I have been with my partner for three years. He is separated. He lived on his own in a flat nearby for a few years and we have been living together for just the last two months or so. He has one 16 year son with his ex. His ex has never accepted their break up but they are on good terms despite that. He has not told his ex we are living together yet.
He only sees his son at her house. So two nights a week at hers, until about 11pm, then usually two nights of the weekend, Friday night (usually till about 1130) and Sunday night and one full day of the weekend he spends at her house. Then Christmas day and other "family days" like Easter he spends with her at her house. Now to begin with I didn't mind too much as I thought its nice for his son, that they do this...but as years have gone by, and nothing has changed (he goes nuts if i suggest spending Christmas with me, or if I ask (as I do frequently) when I might meet his son, I am starting to feel this isn't quite right.

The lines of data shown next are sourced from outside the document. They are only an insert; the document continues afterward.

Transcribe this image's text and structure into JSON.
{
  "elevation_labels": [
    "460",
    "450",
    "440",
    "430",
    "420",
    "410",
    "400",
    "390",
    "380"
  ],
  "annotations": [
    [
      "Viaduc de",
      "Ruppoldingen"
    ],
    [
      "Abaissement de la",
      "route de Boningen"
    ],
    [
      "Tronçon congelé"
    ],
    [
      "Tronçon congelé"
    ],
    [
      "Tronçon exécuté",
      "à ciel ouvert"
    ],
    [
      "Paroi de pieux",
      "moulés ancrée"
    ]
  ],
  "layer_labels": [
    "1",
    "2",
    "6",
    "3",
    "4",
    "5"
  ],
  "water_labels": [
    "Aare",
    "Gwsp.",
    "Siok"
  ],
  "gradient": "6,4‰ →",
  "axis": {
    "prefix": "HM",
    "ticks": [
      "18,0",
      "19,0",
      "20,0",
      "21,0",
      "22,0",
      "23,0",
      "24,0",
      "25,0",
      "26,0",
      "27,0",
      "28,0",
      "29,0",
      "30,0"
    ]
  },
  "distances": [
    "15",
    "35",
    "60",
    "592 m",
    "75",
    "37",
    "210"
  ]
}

He is very good at explaining it - so he said for a year or so I could not meet his son as he was going through puberty which is a confusing time. Then after so much nagging he allowed me to meet his son on the basis of a staged "pretend" bumping into them in the street - for just a few minutes literally. Now i am told I still can't meet him properly because he has exams in June. His son is open to meeting me, and when asked about meeting me responded with "i can't do this week, but next week is ok" - that was 6 months ago now and still no meeting.
I think he is just scared to ask his ex or raise the topic.
Three years in, and I feel I don't really have a proper relationship. Family ask me where he is on Christmas day, and friends ask how I get on with his son, and I am starting to feel a bit embarrassed as people have commented that it's not right.
As I say, he gets very angry when I question it - and says i don't understand what its like to have a 16 year old boy, and I am being selfish and I should spend Christmas with my own family.
I would appreciate any comments from anyone who has experienced this sort of thing to know if i am being unreasonable. We have not lived together for long, but its been three years together in a monogamous relationship and I feel something is not quite right. I find myself what sort of "parenting" is really going on at 11pm at his exes house?